Rondom Gees en Horse Power Run
Van 2005 tot 2017 was er door omstandigheden een bewuste stop waarin andere dingen belangrijker waren. De motoren bleven in de schuur. In 2017 werd Arend, samen met zijn zoon Joek weer actief in de antieke motorfietsen. In 2018 kwam hij voor het eerst naar Gees. Zijn vrienden van de Veteraan Motoren Club gingen er naartoe. Arend en Joek gingen mee en reden Rondom Gees en de HorsePowerRun. Een prachtige combinatie. Arend: ‘Waar vind je dat nou? In twee evenementen het zuidelijke én noordelijke deel van Drenthe meepakken!’ Arend komt graag naar Gees. Maar niet alleen daarom!
‘Alles is goed verzorgd’
Arend: ‘Je ziet hier een ongelofelijk enthousiast organisatieteam. Alles is goed verzorgd. Er is een leuke nazit en een warme maaltijd. Ook mooi is dat Rondom Gees geen bekers als prijzen geeft maar in plaats daarvan elk jaar doneert voor een goed doel. Dat is prachtig toch?! Voor de rijders zijn er goede en gezellige logeeradressen en op de vrijdag vooraf is er voor de logees een leuke avond. Zondags kun je aansluitend door naar Veenhuizen voor de HorsepowerRun.’
Internationale contacten
Je neemt nu de microfoon over van Piet. Hoe ga je dat aanpakken?

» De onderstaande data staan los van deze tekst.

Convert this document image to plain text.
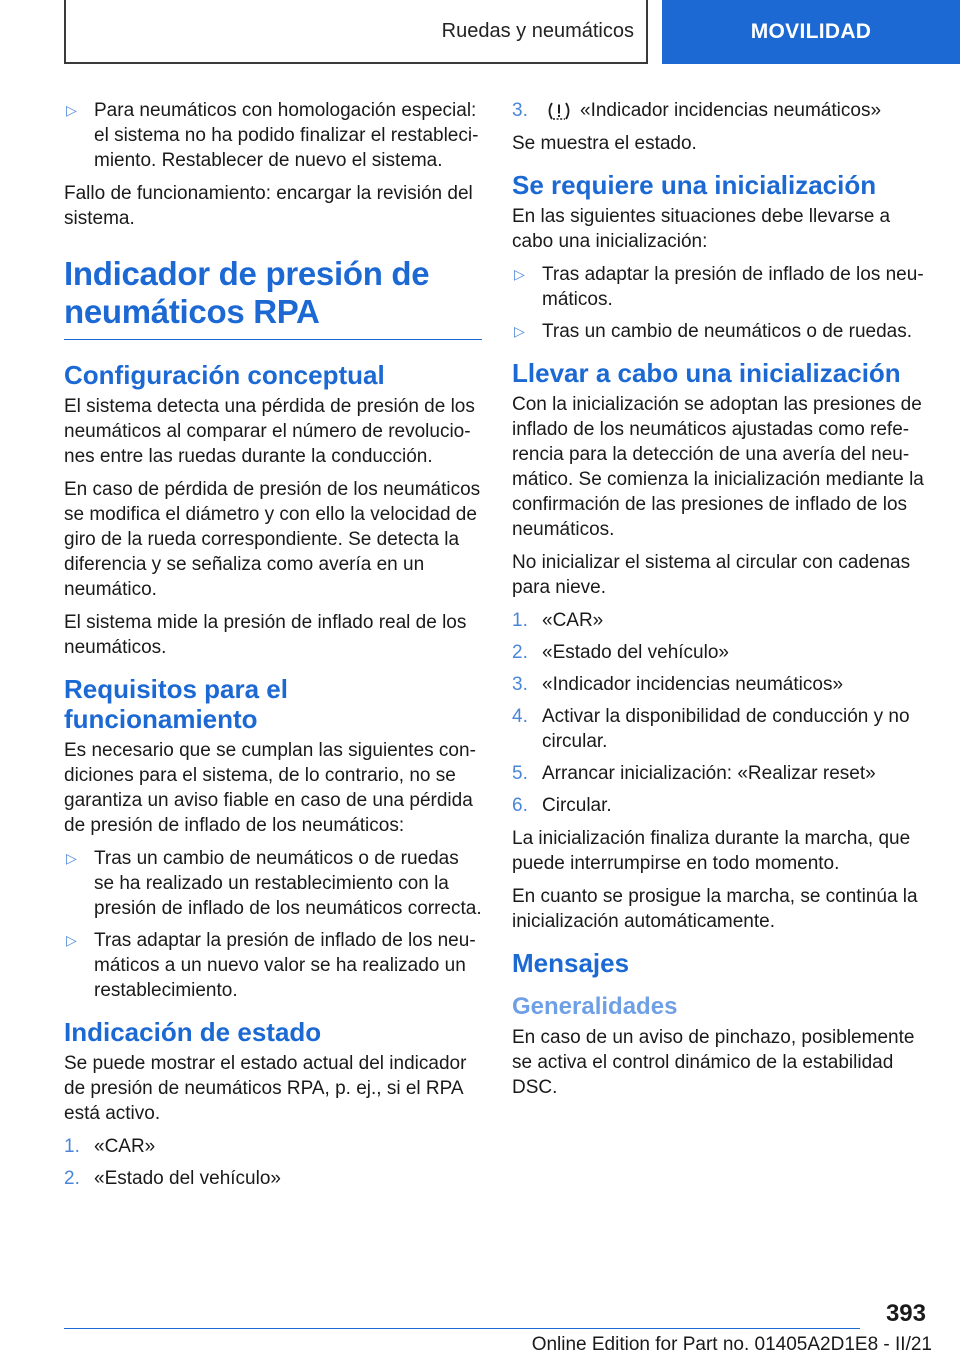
Ruedas y neumáticos	MOVILIDAD
▷ Para neumáticos con homologación especial: el sistema no ha podido finalizar el restablecimiento. Restablecer de nuevo el sistema.

Fallo de funcionamiento: encargar la revisión del sistema.

Indicador de presión de neumáticos RPA
Configuración conceptual

El sistema detecta una pérdida de presión de los neumáticos al comparar el número de revoluciones entre las ruedas durante la conducción.

En caso de pérdida de presión de los neumáticos se modifica el diámetro y con ello la velocidad de giro de la rueda correspondiente. Se detecta la diferencia y se señaliza como avería en un neumático.

El sistema mide la presión de inflado real de los neumáticos.

Requisitos para el funcionamiento

Es necesario que se cumplan las siguientes condiciones para el sistema, de lo contrario, no se garantiza un aviso fiable en caso de una pérdida de presión de inflado de los neumáticos:

▷ Tras un cambio de neumáticos o de ruedas se ha realizado un restablecimiento con la presión de inflado de los neumáticos correcta.
▷ Tras adaptar la presión de inflado de los neumáticos a un nuevo valor se ha realizado un restablecimiento.
Indicación de estado

Se puede mostrar el estado actual del indicador de presión de neumáticos RPA, p. ej., si el RPA está activo.

1. «CAR»
2. «Estado del vehículo»
3.	«Indicador incidencias neumáticos»

Se muestra el estado.

Se requiere una inicialización

En las siguientes situaciones debe llevarse a cabo una inicialización:

▷ Tras adaptar la presión de inflado de los neumáticos.
▷ Tras un cambio de neumáticos o de ruedas.
Llevar a cabo una inicialización

Con la inicialización se adoptan las presiones de inflado de los neumáticos ajustadas como referencia para la detección de una avería del neumático. Se comienza la inicialización mediante la confirmación de las presiones de inflado de los neumáticos.

No inicializar el sistema al circular con cadenas para nieve.

1. «CAR»
2. «Estado del vehículo»
3. «Indicador incidencias neumáticos»
4. Activar la disponibilidad de conducción y no circular.
5. Arrancar inicialización: «Realizar reset»
6. Circular.

La inicialización finaliza durante la marcha, que puede interrumpirse en todo momento.

En cuanto se prosigue la marcha, se continúa la inicialización automáticamente.

Mensajes
Generalidades

En caso de un aviso de pinchazo, posiblemente se activa el control dinámico de la estabilidad DSC.

393
Online Edition for Part no. 01405A2D1E8 - II/21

Arend: ‘Wat ik mooi vind is dat het rijden op antieke motorfietsen om mensen en vriendschappen gaat en die heb je door de gemeenschappelijk hobby! Daarnaast is het prachtig en belangrijk om dit rijdend museum te kunnen delen met de bezoekers. Maar ook al die internationale contacten! Er komen naast de Nederlandse rijders Belgen, Duitsers, Fransen en Denen. Prachtig toch? Ik neem de microfoon graag over en zal binnenkort alvast eens even op rondomgees.nl kijken naar de deelnemerslijst en hun motorfietsen.
Gert de Groot, Gees
Foto boven het interview: Piet Heidema en Arend Heijs tijdens de jaarvergadering van de VMC. Piet is daar benoemd tot erelid.
Foto onder het interview: Arend Heijs in 1970 op zijn eerste motor. Een DKW. Er was toen nog geen helmplicht.